A few years later I had come home to visit my parents for the holidays. The phone rang and my father said it was for me which surprised me because my parents had moved to Virginia and no one I knew would be calling me. I took the phone and a familiar voice said, “I just wondered if you were having lamb kabobs for dinner.” My high school boyfriend had tracked me down, remembering that horrible meal. We both had a good laugh and agreed it would always be one of our fond high school memories.
When my sister had back surgery, I went to live with her for a time to help care for the household while she recovered. We cooked a lot during those years and we each wore out our respective copies of our Betty Crocker cookbooks.
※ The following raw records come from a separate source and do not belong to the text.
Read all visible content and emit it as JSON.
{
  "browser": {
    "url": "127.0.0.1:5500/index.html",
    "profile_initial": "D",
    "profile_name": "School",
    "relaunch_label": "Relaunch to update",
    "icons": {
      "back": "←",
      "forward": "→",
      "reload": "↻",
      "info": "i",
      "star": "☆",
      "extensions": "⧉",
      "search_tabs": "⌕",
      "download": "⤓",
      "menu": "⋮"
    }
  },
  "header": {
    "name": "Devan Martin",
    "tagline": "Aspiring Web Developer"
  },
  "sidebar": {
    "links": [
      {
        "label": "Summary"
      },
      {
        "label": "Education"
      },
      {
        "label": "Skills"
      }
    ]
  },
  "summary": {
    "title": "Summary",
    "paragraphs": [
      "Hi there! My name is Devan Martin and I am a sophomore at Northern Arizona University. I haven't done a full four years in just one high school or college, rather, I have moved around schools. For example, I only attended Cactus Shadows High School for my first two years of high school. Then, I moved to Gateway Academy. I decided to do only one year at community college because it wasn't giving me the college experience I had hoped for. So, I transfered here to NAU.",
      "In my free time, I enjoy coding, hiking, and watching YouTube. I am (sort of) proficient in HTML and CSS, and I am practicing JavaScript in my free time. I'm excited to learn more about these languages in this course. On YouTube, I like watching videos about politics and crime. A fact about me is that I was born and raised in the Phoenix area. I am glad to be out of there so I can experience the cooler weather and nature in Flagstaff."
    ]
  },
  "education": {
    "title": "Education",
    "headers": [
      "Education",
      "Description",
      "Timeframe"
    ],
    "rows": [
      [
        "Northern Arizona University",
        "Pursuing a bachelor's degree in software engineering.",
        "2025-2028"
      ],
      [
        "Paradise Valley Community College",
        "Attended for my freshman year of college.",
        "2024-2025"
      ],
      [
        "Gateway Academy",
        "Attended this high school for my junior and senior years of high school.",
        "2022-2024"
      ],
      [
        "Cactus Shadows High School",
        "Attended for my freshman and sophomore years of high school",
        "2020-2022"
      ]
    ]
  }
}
Today, hubby and I share the cooking. We each have our specialties. We rarely eat out – even before the pandemic, cooking was something we enjoyed doing together. He loves to experiment with new recipes he finds on the internet. I love my cookbooks and we both enjoy watching cooking shows. One of our latest favorites is on Netflix – The Chef Show. No gimmicks – just cooking.
Both of my children are good cooks. Considering how many hamburger helper meals and frozen burritos they ate, I am thankful they found their way to a love of cooking.
As with all these topics, I could go on and on, but this is getting too long so I will close here. I may come back and write another post to share an old family recipe.
Thanks, Lauren. This was a fun walk down memory lane.
Written as part of Linda Hill’s JusJoJan.
Prompt word today (looking) submitted by Di from pensitivity101.